Por ejemplo, el respaldo, que va a ser lo que apoya la garantía, es un dato igual que la evidencia, pero mientras la evidencia apoya la aserción, el respaldo apoya la garantía. Por lo que será más específico que la evidencia. Pueden ser ejemplos. Estos datos en este ejemplo van a poder ver la diferencia entre el respaldo y la evidencia. Por ejemplo, si mi aserción es: "La lectura de textos literarios incrementa la capacidad argumentativa de los estudiantes." Mi dato o evidencia, desde lo que yo puedo inferir esa idea que estoy defendiendo, puede ser, por ejemplo: "A los alumnos con buenos hábitos de lectura participan más en discusiones" o "Las alumnas que leen poemas de amor siempre dan opiniones diferentes." Es decir, yo a través de esa evidencia, de ese dato, puedo inferir que la lectura de textos incrementa la capacidad argumentativa.

Ahora, entre esa data o evidencia y la aserción, tiene que haber una garantía, un puente que una eso.
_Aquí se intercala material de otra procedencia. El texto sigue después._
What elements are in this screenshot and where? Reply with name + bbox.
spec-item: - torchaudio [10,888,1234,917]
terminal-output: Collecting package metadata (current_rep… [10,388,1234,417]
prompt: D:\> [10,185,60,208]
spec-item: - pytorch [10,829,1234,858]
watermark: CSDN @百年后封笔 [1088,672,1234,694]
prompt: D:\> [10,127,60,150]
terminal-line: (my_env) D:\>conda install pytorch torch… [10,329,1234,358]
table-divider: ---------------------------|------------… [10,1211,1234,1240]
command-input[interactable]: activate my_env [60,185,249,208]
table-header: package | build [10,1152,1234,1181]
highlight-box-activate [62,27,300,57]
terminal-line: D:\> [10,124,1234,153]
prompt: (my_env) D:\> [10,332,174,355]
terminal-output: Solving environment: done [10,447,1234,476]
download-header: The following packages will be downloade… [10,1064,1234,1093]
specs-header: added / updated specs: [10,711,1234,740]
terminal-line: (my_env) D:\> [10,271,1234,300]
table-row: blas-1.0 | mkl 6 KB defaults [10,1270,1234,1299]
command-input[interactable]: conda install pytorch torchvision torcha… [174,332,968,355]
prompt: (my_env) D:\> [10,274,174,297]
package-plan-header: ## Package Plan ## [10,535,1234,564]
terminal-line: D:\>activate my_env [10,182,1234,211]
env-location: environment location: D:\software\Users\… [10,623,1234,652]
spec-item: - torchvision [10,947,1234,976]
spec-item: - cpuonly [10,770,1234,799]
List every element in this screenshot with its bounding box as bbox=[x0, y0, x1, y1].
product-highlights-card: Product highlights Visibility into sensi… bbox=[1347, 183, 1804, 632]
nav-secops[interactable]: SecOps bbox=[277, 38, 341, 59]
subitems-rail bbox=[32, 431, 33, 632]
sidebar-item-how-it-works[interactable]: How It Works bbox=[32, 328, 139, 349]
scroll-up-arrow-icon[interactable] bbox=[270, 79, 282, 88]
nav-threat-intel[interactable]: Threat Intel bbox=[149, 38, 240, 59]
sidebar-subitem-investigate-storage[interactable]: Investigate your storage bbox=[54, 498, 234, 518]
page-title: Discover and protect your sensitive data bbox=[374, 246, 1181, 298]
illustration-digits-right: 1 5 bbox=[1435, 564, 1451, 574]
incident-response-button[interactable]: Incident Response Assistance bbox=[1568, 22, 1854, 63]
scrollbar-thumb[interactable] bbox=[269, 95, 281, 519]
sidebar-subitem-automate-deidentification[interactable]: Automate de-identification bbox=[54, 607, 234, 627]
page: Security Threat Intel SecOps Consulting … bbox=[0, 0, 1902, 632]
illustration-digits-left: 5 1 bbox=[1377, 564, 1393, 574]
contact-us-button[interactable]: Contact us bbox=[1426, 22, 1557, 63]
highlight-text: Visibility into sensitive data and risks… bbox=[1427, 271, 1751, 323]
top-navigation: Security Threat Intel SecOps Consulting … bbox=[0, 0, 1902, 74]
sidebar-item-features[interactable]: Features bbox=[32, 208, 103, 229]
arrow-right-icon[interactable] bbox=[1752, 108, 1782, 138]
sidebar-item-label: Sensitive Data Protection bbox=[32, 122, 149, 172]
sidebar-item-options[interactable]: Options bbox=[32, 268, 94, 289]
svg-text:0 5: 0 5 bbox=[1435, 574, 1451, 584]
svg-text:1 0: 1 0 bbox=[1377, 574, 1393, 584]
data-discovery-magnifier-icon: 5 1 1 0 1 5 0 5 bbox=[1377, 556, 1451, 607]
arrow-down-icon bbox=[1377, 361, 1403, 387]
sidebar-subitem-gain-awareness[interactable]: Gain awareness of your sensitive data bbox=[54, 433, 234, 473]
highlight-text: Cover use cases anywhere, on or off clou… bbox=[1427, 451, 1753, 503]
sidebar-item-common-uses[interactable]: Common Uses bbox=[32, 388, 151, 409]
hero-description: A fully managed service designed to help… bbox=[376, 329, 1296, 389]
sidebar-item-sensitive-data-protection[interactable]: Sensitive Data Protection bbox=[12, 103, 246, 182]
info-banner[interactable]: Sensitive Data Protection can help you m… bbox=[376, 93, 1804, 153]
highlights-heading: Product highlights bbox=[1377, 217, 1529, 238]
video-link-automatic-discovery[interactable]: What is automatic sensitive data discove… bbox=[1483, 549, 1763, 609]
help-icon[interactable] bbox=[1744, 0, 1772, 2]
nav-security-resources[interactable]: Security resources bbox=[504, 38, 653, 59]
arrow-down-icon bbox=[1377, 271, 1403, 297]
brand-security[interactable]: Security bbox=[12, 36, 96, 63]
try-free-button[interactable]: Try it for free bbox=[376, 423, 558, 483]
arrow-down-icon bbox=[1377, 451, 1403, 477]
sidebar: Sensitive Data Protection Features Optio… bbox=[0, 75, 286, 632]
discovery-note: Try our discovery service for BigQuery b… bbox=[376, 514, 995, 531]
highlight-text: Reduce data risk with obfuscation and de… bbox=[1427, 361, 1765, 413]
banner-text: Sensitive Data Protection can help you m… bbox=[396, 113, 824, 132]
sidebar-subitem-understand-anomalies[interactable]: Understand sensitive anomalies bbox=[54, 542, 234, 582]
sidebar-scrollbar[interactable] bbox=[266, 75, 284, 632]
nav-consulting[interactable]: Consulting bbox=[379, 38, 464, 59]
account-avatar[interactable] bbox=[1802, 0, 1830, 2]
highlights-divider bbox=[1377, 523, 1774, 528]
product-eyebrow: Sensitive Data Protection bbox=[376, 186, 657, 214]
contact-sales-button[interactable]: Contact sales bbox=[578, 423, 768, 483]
Y en este caso, puede ser una creencia ampliamente aceptada, por ejemplo: "La literatura enseña a pensar." Ahora, ¿cómo yo respaldo esa creencia? Bueno, con el respaldo es que en este caso puede ser los trabajos de Rodríguez y Tedesco afirman que la lectura de textos literarios enseña a resolver problemas y obligan al lector a realizar inferencias profundas que luego transfieren a sus escritos.

El calificador modal, como bien hemos visto, es el grado de certeza o fuerza que va a tener mi aserción. Es decir, qué tan probable es que esa tesis ocurra realmente. Su función, por lo tanto, es establecer la probabilidad de la aserción. Usualmente son adjetivos y adverbios, por ejemplo, "quizás", "seguramente", "siempre", etc. Pero ojo, que a veces también yo puedo inferir el grado de certeza de la tesis según el modo en que fue conjugado el verbo. Fíjense ustedes en este ejemplo la diferencia entre el futuro y el condicional: "ocurrirá" versus "ocurriría". "Ocurrirá" tiene una fuerza mayor de certeza que el condicional "ocurriría". Cuando yo no estoy seguro, uso el condicional. Lo mismo pasa con los pretéritos: "ocurrió" versus "habría ocurrido". ¿Cuál de los dos tiene más fuerza en la aserción? Claramente "ocurrió", lo estoy afirmando. En cambio, "habría ocurrido" es una posibilidad a que eso no sea tan certero.

Y por último viene la reserva, que consiste en anticiparse a las objeciones, prever las debilidades y transformarlas en un punto de indagación. Demuestra cómo una aserción también puede ser fortalecida por medio de sus limitaciones. Es decir, no es tan buena estrategia querer ocultar las debilidades de mi argumento, sino que al revés, parece que es mucho mejor estrategia argumentativa decir: "Bueno, se podría considerar esto, tal vez en estos casos no sea tan certero." Y eso debilita mucho los contraargumentos que podría tener mis contrincantes.

Esa ha sido la materia por esta semana. No es fácil, así que lo vamos a tener que poner en práctica a través de dos cosas. Primero, van a tener en su Classroom el artículo académico donde se explica el modelo de Toulmin. Yo lo que hice fue destacar lo más importante y presentárselos en esta clase, pero en el artículo van a tener anotado todo esto y con mucho más ejemplos. Así que la primera tarea es leer ese artículo y relacionándolo con la clase que acaban de ver.

Y en segundo lugar, les voy a dejar en Classroom unos ejercicios obligatorios para que ustedes pongan en práctica e identifiquen estas estructuras argumentativas en ciertos textos o actos argumentativos. Ya, eso es lo principal. Más que aprenderse las cosas de memoria, tal como hicimos con la falacia, tenemos que aprender a identificar este esquema en diferentes textos argumentativos. Así que les sugiero volver a revisar esta clase e ir tomando apuntes en su cuaderno de la clase o de el artículo científico que van a tener que leer. Y de todas maneras, hacer los ejercicios, porque eso es lo que les va a demostrar si están entendiendo esto o no. Cualquier duda queda en abierto en los comentarios para ir resolviendo cualquier inconveniente que se les vaya presentando. Les deseo una muy buena semana.